Eventually, the scars of the last couple weeks will heal. Friedgen will walk away knowing he did what he could even if he couldn't match the supernova of his first three seasons.
He's the third-winningest coach in school history, and he remained on the job twice as long as anyone realistically expected upon his hire. At some point, the committee that votes on the school's athletics hall of fame will be wise enough to grant Friedgen admission. When it does, an event that often goes unnoticed will be part of a fascinating and memorable weekend.
Fans, too, will some day look past the midpack performance of the last seven years (43-42 in that span entering Wednesday's game against East Carolina) and realize the overall body of work stands up well. Maryland football was a complete afterthought when Friedgen was hired in November 2000. Today, eight wins and a bowl trip is usually a realistic annual expectation. That's progress for a program.
Uncertainty is perched in the not-too-distant future.

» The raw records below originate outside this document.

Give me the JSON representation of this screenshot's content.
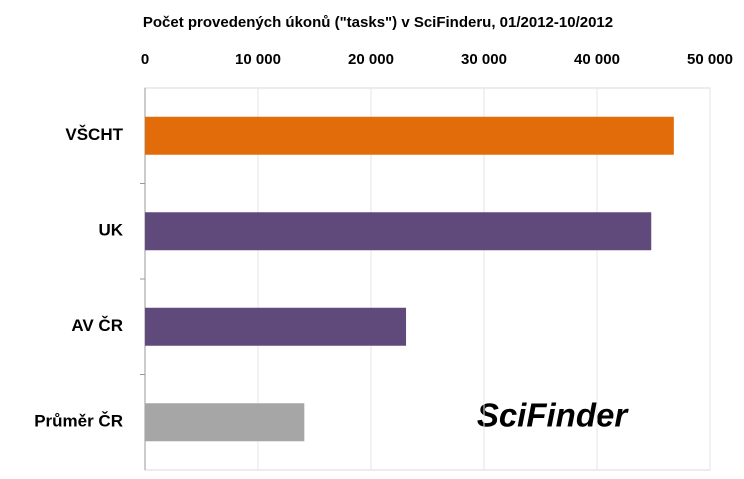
{
  "chart_data": {
    "type": "barh",
    "title": "Počet provedených úkonů (\"tasks\") v SciFinderu, 01/2012-10/2012",
    "categories": [
      "VŠCHT",
      "UK",
      "AV ČR",
      "Průměr ČR"
    ],
    "values": [
      46800,
      44800,
      23100,
      14100
    ],
    "colors": [
      "#e36c0a",
      "#604a7b",
      "#604a7b",
      "#a6a6a6"
    ],
    "xlim": [
      0,
      50000
    ],
    "xticks": [
      0,
      {
        "value": 10000,
        "label": "10 000"
      },
      {
        "value": 20000,
        "label": "20 000"
      },
      {
        "value": 30000,
        "label": "30 000"
      },
      {
        "value": 40000,
        "label": "40 000"
      },
      {
        "value": 50000,
        "label": "50 000"
      }
    ],
    "grid": true,
    "annotation": "SciFinder"
  }
}
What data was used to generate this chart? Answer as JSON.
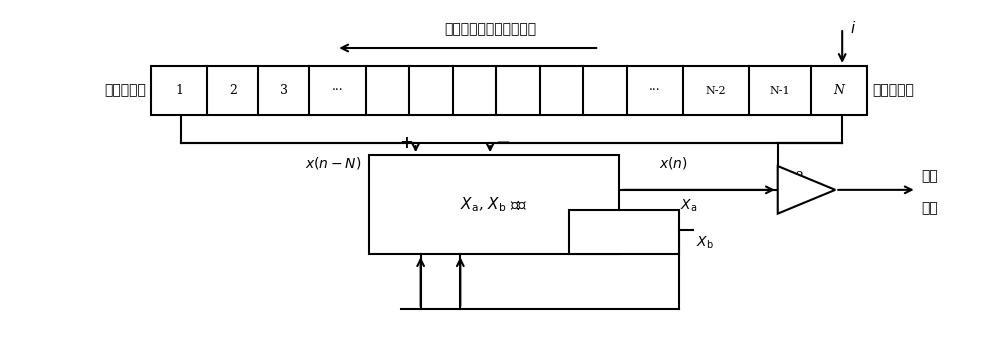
{
  "bg_color": "#ffffff",
  "line_color": "#000000",
  "title_text": "滑动循环的数据存储地址",
  "label_earliest": "最早的数据",
  "label_latest": "最新的数据",
  "label_output1": "输出",
  "label_output2": "基波",
  "cell_labels": [
    "1",
    "2",
    "3",
    "···",
    "",
    "",
    "",
    "",
    "",
    "",
    "···",
    "N-2",
    "N-1",
    "N"
  ],
  "cell_widths_norm": [
    1.1,
    1.0,
    1.0,
    1.1,
    0.85,
    0.85,
    0.85,
    0.85,
    0.85,
    0.85,
    1.1,
    1.3,
    1.2,
    1.1
  ],
  "figsize": [
    10.0,
    3.43
  ],
  "dpi": 100
}
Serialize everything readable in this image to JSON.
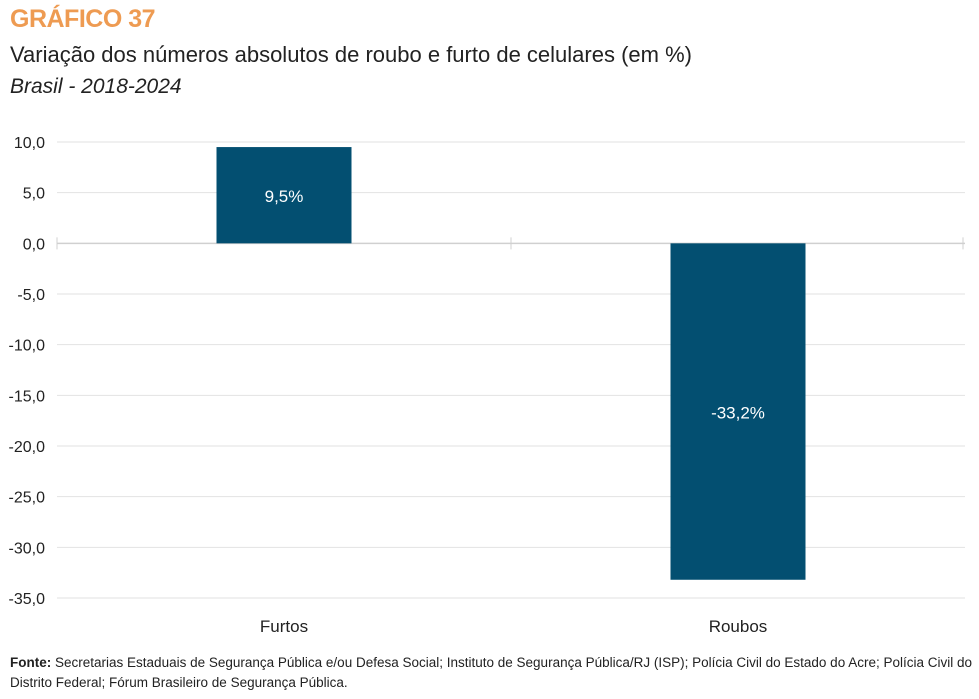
{
  "header": {
    "kicker": "GRÁFICO 37",
    "title": "Variação dos números absolutos de roubo e furto de celulares (em %)",
    "subtitle": "Brasil - 2018-2024"
  },
  "chart_data": {
    "type": "bar",
    "categories": [
      "Furtos",
      "Roubos"
    ],
    "values": [
      9.5,
      -33.2
    ],
    "data_labels": [
      "9,5%",
      "-33,2%"
    ],
    "ylim": [
      -35,
      10
    ],
    "yticks": [
      10,
      5,
      0,
      -5,
      -10,
      -15,
      -20,
      -25,
      -30,
      -35
    ],
    "ytick_labels": [
      "10,0",
      "5,0",
      "0,0",
      "-5,0",
      "-10,0",
      "-15,0",
      "-20,0",
      "-25,0",
      "-30,0",
      "-35,0"
    ],
    "grid": true,
    "bar_color": "#034F71",
    "xlabel": "",
    "ylabel": ""
  },
  "footer": {
    "source_label": "Fonte:",
    "source_text": "Secretarias Estaduais de Segurança Pública e/ou Defesa Social; Instituto de Segurança Pública/RJ (ISP); Polícia Civil do Estado do Acre; Polícia Civil do Distrito Federal; Fórum Brasileiro de Segurança Pública."
  }
}
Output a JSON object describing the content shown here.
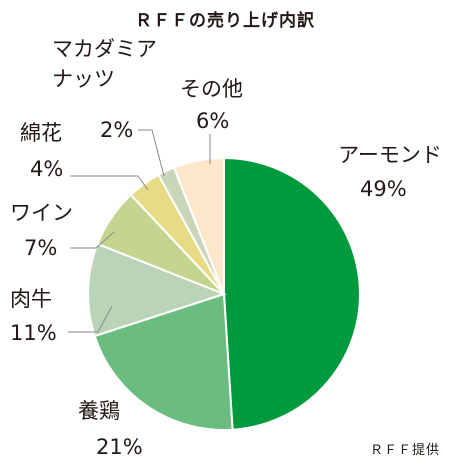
{
  "chart_data": {
    "type": "pie",
    "title": "ＲＦＦの売り上げ内訳",
    "source": "ＲＦＦ提供",
    "slices": [
      {
        "name": "アーモンド",
        "label_lines": [
          "アーモンド"
        ],
        "value": 49,
        "value_label": "49%",
        "color": "#009a3e"
      },
      {
        "name": "養鶏",
        "label_lines": [
          "養鶏"
        ],
        "value": 21,
        "value_label": "21%",
        "color": "#6bbd7f"
      },
      {
        "name": "肉牛",
        "label_lines": [
          "肉牛"
        ],
        "value": 11,
        "value_label": "11%",
        "color": "#bad4b8"
      },
      {
        "name": "ワイン",
        "label_lines": [
          "ワイン"
        ],
        "value": 7,
        "value_label": "7%",
        "color": "#c4d590"
      },
      {
        "name": "綿花",
        "label_lines": [
          "綿花"
        ],
        "value": 4,
        "value_label": "4%",
        "color": "#e8db85"
      },
      {
        "name": "マカダミアナッツ",
        "label_lines": [
          "マカダミア",
          "ナッツ"
        ],
        "value": 2,
        "value_label": "2%",
        "color": "#c9d6b8"
      },
      {
        "name": "その他",
        "label_lines": [
          "その他"
        ],
        "value": 6,
        "value_label": "6%",
        "color": "#fde7cb"
      }
    ]
  }
}
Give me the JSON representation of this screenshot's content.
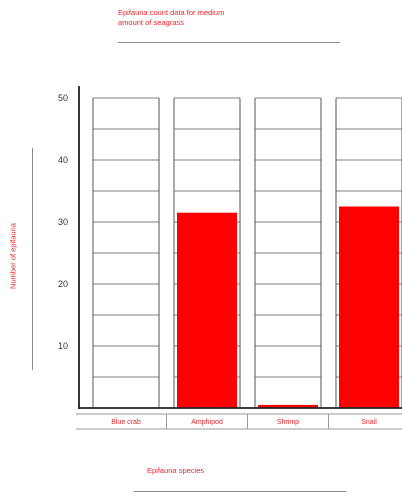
{
  "chart_data": {
    "type": "bar",
    "title": "Epifauna count data for medium amount of seagrass",
    "title_lines": [
      "Epifauna count data for medium",
      "amount of seagrass"
    ],
    "xlabel": "Epifauna species",
    "ylabel": "Number of epifauna",
    "categories": [
      "Blue crab",
      "Amphipod",
      "Shrimp",
      "Snail"
    ],
    "values": [
      0,
      31.5,
      0.5,
      32.5
    ],
    "ylim": [
      0,
      50
    ],
    "yticks": [
      "10",
      "20",
      "30",
      "40",
      "50"
    ],
    "grid": true,
    "legend": "none",
    "colors": {
      "bar": "#ff0000",
      "text": "#e8262b",
      "axis": "#222222",
      "grid": "#555555"
    }
  }
}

The identity of Friedgen's successor remains unknown. So will how Maryland deals with its dicey finances, re-engages fans who have checked out since the Friedgen era hit its apogee and sells a program that appears to be on the upswing to a market that demonstrated it wants 10-win seasons or else it will invest its discretionary income elsewhere.
Friedgen didn't have all those answers. But it's possible no one does.
"I'm telling you," Friedgen told reporters this week while cracking a smile. "You guys are going to miss me."
Probably so. Not bad for a guy who for 31 years figured no one knew he existed.